Giant, greedy Silicon Valley corporations are foisting unsafe, untested new technology on the public, and it’s harming you right now. The internet is essential to every part of life, and you can’t escape the companies that make it. What you can do is demand that they remove their creepy “neural” systems, and stop trying to read and manipulate your mind. Like microplastics in your water, these are the insidious, hidden toxins in your phone. We used to have to drive cars that just exploded, until the consumer safety movement forced fundamental changes on Detroit. It’s time to do the same for Silicon Valley.

If you are tech person, that may sound manipulative and over the top, but none of it is false.

The movement can also highlight privacy and security, pointing out that Silicon Valley keeps promising them, but actively undermines them instead. As I suggested earlier, the public is already getting angry about this; tying it in with the anti-AI message is both intuitive and technically justifiable.

Everyone can help spread the word.

Computer professionals understand the problem best, and can lend the authority of expertise to your statements.

If you are a tech person, I’d like to enlist you in saying “Yes, for well-understood technical reasons, it’s true that ‘neural’ networks are inherently unreliable. In my professional opinion, they should be avoided when possible, and limited to uses where getting wrong answers doesn’t matter—mostly entertainment.” (Gradient Dissent explains those reasons.)

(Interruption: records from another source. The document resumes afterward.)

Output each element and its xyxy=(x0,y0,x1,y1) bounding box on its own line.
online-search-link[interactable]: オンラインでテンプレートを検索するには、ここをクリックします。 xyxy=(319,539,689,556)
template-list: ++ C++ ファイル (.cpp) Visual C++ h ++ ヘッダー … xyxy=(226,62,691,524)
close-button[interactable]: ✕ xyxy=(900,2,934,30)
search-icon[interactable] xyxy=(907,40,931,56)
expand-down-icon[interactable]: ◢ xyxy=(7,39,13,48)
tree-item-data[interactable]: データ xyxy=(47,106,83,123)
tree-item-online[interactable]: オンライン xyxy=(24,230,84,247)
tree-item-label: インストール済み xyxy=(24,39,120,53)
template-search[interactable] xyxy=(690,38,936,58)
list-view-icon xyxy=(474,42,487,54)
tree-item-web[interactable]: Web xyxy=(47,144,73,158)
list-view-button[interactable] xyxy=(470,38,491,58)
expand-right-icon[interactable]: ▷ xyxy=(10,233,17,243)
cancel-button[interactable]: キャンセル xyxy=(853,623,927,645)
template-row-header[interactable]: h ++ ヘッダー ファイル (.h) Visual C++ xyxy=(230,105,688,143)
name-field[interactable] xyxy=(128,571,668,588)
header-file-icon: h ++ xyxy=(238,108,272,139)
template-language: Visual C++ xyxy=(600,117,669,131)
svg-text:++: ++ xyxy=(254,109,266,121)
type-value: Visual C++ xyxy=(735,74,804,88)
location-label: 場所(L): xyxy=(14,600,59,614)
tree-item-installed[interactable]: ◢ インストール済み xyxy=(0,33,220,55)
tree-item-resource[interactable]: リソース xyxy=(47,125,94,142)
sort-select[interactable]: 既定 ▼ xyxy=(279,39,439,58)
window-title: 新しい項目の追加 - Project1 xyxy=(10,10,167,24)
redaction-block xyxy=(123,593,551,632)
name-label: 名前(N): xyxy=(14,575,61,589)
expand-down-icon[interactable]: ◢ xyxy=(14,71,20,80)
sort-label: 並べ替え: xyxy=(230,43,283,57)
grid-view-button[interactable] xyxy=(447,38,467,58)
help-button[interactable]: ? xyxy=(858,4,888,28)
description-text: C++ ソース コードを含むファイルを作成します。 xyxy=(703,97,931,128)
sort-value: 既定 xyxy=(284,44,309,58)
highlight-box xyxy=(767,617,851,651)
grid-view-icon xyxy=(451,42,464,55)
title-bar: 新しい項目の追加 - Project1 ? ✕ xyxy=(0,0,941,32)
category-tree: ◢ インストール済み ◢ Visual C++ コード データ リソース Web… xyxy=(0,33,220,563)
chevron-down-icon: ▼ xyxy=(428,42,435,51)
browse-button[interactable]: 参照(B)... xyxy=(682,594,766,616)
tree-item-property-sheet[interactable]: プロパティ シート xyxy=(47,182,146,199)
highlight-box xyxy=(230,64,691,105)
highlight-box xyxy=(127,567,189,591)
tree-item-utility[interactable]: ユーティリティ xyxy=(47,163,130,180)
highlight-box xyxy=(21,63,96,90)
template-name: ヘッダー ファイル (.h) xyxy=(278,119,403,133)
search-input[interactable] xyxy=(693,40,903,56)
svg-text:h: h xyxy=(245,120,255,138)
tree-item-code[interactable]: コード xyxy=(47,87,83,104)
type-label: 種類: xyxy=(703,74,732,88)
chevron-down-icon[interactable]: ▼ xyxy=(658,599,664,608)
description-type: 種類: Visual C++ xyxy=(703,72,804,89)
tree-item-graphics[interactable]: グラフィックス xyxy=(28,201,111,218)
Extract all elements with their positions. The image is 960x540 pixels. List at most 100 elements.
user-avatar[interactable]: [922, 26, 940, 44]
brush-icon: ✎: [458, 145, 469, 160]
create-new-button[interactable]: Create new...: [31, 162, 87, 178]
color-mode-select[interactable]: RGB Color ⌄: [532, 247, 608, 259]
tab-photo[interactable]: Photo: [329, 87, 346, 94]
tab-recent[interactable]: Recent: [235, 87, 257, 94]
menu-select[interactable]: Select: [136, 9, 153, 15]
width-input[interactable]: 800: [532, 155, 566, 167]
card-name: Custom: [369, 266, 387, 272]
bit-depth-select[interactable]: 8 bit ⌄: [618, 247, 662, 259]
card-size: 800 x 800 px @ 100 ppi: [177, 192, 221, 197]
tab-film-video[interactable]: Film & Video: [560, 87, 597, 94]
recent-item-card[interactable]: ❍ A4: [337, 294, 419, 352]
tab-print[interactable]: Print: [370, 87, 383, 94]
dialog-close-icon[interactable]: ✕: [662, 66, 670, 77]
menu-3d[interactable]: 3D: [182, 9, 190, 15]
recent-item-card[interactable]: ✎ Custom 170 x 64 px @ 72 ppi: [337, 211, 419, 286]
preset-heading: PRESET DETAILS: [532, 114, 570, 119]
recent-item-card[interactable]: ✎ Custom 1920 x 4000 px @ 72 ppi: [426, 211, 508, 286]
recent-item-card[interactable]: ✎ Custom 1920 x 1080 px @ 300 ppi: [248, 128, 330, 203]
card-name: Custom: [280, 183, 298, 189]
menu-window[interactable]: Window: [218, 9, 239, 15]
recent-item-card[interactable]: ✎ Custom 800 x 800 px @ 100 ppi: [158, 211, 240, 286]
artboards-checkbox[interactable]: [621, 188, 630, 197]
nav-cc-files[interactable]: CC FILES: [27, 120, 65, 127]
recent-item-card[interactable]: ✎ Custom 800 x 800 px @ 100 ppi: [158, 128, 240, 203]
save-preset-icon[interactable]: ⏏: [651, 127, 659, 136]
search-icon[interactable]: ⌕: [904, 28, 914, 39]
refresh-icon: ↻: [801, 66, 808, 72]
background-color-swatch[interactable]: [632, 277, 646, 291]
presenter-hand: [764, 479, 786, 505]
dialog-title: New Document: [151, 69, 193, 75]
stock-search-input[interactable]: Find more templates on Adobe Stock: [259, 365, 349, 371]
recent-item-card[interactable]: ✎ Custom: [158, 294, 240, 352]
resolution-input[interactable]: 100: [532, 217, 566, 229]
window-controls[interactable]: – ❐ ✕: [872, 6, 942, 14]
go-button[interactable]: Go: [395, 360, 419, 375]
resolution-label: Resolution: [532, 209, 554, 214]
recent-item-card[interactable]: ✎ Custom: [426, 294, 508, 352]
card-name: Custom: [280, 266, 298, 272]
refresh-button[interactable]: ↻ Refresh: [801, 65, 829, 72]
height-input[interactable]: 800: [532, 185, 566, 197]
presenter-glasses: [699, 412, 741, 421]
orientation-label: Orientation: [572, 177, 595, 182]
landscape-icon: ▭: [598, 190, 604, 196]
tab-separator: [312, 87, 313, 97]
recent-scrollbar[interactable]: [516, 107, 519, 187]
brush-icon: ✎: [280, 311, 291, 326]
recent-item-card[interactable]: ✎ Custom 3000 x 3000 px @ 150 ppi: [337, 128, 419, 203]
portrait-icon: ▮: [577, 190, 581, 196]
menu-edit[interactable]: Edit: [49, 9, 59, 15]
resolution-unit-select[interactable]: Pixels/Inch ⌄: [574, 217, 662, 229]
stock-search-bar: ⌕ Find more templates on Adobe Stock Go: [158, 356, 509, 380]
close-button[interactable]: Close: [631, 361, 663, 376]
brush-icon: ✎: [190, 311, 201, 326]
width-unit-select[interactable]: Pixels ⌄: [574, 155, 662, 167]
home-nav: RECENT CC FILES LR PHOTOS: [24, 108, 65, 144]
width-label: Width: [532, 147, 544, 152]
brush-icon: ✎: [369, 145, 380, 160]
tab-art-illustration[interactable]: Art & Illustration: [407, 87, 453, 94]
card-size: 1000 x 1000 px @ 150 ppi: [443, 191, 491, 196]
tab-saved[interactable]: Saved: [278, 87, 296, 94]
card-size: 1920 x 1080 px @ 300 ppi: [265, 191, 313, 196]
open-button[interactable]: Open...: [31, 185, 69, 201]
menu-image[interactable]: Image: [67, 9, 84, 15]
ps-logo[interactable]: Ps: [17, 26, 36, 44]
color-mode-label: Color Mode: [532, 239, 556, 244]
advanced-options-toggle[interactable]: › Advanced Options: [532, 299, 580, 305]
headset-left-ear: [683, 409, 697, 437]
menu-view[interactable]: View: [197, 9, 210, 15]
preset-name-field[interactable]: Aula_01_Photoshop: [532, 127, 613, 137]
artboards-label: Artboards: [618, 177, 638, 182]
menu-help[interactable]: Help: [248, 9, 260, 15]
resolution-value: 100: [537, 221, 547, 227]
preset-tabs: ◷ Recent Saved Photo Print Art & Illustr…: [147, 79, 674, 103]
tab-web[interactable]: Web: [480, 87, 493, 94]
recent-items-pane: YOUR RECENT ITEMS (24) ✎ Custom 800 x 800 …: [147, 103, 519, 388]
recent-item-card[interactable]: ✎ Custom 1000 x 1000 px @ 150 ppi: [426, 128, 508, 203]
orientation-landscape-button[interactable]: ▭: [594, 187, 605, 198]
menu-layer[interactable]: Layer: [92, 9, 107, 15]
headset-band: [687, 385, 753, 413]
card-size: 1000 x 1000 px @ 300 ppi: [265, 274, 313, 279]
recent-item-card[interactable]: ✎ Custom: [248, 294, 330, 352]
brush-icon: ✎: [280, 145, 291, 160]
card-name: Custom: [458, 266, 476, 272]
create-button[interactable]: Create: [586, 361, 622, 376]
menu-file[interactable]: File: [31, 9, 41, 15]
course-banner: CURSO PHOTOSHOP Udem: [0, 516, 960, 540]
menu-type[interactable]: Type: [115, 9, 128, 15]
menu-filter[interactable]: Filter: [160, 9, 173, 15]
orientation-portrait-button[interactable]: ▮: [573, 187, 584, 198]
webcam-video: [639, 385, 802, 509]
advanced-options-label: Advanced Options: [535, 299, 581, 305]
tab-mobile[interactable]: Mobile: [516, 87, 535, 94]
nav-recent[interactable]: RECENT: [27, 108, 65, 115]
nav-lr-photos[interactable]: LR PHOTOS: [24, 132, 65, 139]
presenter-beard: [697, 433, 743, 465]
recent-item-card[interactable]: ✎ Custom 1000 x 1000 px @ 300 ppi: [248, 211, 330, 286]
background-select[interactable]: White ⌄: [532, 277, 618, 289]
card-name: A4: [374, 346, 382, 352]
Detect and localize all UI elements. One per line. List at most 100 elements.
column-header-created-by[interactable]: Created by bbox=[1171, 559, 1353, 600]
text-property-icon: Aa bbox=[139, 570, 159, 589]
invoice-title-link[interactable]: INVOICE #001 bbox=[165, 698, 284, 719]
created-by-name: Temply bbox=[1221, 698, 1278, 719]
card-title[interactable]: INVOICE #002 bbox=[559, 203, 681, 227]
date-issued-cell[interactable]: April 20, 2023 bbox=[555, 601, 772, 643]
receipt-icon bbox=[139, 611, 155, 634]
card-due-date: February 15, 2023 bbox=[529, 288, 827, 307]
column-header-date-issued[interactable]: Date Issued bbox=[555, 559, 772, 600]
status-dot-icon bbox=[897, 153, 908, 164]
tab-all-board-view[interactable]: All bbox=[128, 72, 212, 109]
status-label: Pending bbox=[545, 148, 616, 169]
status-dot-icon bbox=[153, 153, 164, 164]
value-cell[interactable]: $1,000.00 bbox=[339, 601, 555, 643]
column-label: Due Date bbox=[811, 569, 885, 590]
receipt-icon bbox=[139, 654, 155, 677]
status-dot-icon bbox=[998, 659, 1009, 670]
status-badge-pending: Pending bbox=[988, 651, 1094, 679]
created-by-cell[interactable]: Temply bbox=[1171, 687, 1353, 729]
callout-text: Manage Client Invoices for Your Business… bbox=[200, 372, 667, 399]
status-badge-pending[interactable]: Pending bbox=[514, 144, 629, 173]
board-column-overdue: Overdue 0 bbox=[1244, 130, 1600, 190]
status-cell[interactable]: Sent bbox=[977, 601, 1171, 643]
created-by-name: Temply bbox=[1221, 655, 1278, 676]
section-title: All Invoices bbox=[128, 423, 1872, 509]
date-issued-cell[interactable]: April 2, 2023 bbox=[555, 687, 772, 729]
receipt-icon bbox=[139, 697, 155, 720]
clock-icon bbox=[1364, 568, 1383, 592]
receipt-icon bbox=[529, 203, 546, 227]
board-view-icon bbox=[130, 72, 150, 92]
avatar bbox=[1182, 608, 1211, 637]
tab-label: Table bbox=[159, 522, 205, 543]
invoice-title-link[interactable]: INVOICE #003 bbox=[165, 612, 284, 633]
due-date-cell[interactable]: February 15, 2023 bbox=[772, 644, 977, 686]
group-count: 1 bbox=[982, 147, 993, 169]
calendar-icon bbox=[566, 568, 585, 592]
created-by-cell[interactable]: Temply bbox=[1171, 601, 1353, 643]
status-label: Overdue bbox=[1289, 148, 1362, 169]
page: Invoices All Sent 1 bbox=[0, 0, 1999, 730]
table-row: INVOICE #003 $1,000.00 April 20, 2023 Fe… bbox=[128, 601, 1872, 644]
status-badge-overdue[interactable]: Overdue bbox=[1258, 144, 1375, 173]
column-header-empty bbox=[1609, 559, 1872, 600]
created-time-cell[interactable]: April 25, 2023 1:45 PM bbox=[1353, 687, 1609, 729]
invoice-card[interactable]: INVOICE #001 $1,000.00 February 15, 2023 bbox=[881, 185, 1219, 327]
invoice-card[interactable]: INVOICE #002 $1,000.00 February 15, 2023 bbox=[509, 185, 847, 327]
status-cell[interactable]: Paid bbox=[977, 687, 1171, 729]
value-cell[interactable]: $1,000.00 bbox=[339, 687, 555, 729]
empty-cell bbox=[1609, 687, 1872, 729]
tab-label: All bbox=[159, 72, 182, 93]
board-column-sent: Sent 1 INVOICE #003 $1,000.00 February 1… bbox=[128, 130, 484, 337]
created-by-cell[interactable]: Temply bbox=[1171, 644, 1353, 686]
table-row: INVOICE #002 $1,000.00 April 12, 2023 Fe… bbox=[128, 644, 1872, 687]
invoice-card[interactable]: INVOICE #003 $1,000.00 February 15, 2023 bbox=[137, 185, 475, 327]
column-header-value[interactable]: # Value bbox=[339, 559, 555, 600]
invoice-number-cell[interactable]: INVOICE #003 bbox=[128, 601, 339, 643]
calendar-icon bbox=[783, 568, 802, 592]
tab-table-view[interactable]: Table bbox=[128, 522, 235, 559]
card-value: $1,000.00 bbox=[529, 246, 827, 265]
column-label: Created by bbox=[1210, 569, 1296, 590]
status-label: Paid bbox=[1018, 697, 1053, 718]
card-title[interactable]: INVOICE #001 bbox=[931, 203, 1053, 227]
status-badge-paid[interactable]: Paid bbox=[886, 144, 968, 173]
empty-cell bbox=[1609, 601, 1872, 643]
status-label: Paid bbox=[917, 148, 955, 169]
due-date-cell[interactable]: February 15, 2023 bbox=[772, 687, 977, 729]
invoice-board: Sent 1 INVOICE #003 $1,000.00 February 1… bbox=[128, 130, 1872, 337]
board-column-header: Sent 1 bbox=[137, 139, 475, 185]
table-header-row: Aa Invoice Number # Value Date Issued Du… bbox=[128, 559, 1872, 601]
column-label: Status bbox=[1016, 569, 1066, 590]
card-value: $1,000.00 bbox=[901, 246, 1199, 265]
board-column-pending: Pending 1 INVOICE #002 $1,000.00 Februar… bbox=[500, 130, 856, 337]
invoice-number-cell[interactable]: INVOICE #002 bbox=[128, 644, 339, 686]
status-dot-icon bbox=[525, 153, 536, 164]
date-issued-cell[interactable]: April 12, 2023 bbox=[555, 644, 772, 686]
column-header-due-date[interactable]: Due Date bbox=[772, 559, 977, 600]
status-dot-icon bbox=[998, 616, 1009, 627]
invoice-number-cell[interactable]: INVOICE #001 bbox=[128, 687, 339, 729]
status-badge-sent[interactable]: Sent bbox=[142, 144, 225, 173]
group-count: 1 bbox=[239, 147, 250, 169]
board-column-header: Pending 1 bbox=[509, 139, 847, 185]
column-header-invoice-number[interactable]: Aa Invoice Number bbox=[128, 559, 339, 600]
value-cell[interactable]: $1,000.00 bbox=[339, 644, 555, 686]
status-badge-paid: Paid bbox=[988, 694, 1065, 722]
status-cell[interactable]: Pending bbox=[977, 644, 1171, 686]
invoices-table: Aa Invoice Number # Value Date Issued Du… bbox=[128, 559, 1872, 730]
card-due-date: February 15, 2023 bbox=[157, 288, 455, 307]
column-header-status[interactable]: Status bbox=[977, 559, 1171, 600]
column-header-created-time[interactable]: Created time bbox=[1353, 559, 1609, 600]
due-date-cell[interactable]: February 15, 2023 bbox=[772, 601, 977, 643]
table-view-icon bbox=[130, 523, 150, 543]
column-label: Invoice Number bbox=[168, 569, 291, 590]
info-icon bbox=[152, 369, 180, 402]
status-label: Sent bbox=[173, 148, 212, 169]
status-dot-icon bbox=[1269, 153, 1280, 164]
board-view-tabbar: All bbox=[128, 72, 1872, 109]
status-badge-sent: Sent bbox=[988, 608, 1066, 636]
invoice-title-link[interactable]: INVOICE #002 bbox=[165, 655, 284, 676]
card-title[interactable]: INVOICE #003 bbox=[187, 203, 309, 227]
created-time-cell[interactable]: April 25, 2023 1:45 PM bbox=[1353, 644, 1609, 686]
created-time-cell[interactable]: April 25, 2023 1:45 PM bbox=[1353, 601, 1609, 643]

Anti-AI messaging might go best as part of a general software consumer safety movement. If you are a tech person, you already know it’s way past time for that. Most software is shoddy, untested, and risky, and somehow we just put up with it. We bear the costs, not the companies that produce it. We shouldn’t. We should demand software that works. That will require fundamental changes in the industry, and it will be totally worth it.

Technology executives are not Dr. Evil, and would rather not destroy the universe. Like everyone in the industry, you want to do good, make money, and explore exciting technological frontiers. You can recognize that AI is unfixably unreliable and unacceptably risky, and that your “responsible AI” public messaging is not going to work. Then you can pivot to other innovations.

AI ethics and safety organizations can oppose AI explicitly, and can criticize the Mooglebook labs specifically. You can point out specific ways their research is irresponsible, dangerous to the public, and badly motivated. You can attack their PR statements about their own wisdom and benevolence, and the technological inevitability of a glorious AI future, as the vapid waffle they in fact are.

Funders can direct funds to anti-AI publicity efforts.

Governments can express official concern, doubt, and a generally hostile attitude, leading to demands for accountability, investigations, regulations, and penalties.

  1. 1.A mid-2023 poll found that “86% of voters believe AI could accidentally cause a catastrophic event, and 70% agree that mitigating the risk of extinction from AI should be a global priority alongside other risks like pandemics and nuclear war.” Any poll results should be taken with salt, and opinions might change rapidly if AI has obvious benefits, but this accords with my sense of the public. The Artificial Intelligence Policy Institute, “Poll Shows Overwhelming Concern About Risks From AI as New Institute Launches to Understand Public Opinion and Advocate for Responsible AI Policies,” August 11, 2023.
  2. 2.Hacker News has a perpetual running argument about this. I find the “doesn’t work” position plausible, but don’t know enough to have an opinion. Tim Hwang’s Subprime Attention Crisis: Advertising and the Time Bomb at the Heart of the Internet makes a book-length case. I haven’t read it.